Wednesday, January 21, 2009

Today in the lunch line...

Today at work, I was feeling cranky for no reason. Usually when this happens it means I'm hungry. When I took stock of the situation today, I realized that this was the case. So I go to the Cougareat. (Hateful place. But I hadn't gone grocery shopping in weeks.) I'm about to get into the Taco Bell line when a huge group of people right in from of me makes the split decision to do the same. I move on. Italian looks fine. I get in line, and the guy at the end of line gives me a weird look. I probably give him a weird look back. A few moments later he explains: He had gotten in line while it was really long, and for ten minutes or so no one had gotten in line after him. He thought he was the last person on campus who wanted Italian until I came along. Ah. I nod understandingly. He then proceeds to flirt vigorously. My responses are monosyllabic (i'm cranky after all), but I can see that he is not totally disingenuous. And he is kind of cute, I finally notice. He is too busy flirting to notice that all of a sudden it is his turn to order (oops) so he lets me go ahead. Chivalrous. I'm still cranky, but not as. And i'm about to eat a calzone. how bad can life be.

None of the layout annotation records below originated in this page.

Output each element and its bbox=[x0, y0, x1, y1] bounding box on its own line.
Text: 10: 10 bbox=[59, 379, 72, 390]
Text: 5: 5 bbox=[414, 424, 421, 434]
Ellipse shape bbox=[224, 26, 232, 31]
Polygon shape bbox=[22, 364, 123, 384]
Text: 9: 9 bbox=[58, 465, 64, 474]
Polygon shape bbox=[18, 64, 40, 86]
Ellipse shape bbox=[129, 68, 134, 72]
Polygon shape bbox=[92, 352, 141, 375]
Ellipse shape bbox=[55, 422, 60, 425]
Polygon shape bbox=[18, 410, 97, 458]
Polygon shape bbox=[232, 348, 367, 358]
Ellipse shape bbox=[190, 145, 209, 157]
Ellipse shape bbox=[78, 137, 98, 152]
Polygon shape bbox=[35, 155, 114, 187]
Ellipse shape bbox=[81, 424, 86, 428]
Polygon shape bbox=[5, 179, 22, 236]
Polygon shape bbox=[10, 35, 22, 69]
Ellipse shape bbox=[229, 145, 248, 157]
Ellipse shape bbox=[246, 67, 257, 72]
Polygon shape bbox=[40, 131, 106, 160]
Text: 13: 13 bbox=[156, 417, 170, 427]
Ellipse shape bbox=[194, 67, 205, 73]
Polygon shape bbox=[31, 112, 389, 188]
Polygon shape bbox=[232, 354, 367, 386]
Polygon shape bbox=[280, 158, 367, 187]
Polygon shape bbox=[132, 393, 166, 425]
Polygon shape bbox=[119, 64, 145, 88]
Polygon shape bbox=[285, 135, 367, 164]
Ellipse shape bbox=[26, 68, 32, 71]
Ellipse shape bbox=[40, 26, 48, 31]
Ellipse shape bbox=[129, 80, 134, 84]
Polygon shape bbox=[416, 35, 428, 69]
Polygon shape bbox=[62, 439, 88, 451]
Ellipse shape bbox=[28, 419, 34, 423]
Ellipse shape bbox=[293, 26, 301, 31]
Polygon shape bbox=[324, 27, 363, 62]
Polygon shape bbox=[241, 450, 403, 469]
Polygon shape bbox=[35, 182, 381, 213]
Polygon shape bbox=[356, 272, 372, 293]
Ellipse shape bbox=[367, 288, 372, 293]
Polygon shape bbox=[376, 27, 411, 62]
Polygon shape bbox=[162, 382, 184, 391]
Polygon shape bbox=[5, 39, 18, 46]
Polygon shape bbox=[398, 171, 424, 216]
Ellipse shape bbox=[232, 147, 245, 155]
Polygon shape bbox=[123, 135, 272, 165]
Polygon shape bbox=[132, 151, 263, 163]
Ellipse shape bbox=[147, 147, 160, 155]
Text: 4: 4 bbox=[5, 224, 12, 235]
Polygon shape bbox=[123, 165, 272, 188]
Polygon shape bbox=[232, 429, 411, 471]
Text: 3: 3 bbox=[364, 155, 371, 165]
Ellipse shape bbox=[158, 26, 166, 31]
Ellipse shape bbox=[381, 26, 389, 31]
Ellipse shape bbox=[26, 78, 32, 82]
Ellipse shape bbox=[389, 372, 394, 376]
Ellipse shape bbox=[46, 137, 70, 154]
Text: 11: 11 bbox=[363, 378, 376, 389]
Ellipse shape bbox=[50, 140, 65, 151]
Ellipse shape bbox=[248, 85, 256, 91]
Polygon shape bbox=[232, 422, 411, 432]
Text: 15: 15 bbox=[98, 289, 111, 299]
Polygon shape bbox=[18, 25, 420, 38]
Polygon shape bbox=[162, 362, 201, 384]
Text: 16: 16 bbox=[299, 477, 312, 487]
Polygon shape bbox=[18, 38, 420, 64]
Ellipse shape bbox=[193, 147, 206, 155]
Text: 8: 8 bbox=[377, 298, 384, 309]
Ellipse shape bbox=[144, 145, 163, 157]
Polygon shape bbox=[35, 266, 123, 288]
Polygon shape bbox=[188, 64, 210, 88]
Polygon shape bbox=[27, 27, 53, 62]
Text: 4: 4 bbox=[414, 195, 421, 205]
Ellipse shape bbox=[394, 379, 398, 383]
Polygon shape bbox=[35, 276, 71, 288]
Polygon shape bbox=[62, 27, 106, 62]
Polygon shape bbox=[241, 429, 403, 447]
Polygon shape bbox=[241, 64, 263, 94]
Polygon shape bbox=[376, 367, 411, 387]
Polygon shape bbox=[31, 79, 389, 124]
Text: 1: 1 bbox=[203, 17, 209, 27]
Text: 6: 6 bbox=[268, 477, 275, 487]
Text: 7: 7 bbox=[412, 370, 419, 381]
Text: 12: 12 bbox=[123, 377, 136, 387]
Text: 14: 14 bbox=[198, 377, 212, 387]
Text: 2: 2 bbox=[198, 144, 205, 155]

As I walk away with my tray, I secretly hope this isn't the end of our brief association and that we will magically sit at the same table or something or, or... But it is, and we don't. And I eat alone. And it is probably for the best since I was cranky anyway.

If my life were a movie, we'd run into each other again randomly. I'd drop my books, and--and there he'd be to help me pick them up! Alas, i don't carry books in my hand. And my life is not a movie.


Friday, January 2, 2009

Being Boaz

The number of people staying at the Thomas household this holiday season necessitated some unusual sleeping arrangements. John and Mary had to sleep with Finnegan in their room, which meant a lot of interrupted sleep. The four other older kids all crammed their skinny little bodies into another room. And since the two rooms upstairs (formerly bedrooms) have been turned into studies, that left the smallest bedroom in the house to be split between three adult girls. Hmm...

The bed is a trundle bed; that took care of two people. So, at the foot of the bed, into the like two square feet of floor space that was left over once the trundle bed was rolled out, we pinched and squeezed and squished one more green pad to accommodate a third party.

And thus we slept: Christina on the main bed (because she was there first), me on the trundle (which is a little hard, but reasonably comfortable) and poor Sue relegated to the poor pinched, squeezed and squished green pad at the foot of our beds. On Christmas Eve, when the three of us found ourselves for the first time in this, shall we say, inelegant arrangement, it was hard not to draw biblical allusions. "You're just like Ruth," I tell Sue as she lays herself down on the pad at my feet. "Well, goodnight, Boaz," she says.

(I decided not to remind her that by ancient Israel's standards, she was actually proposing marriage.)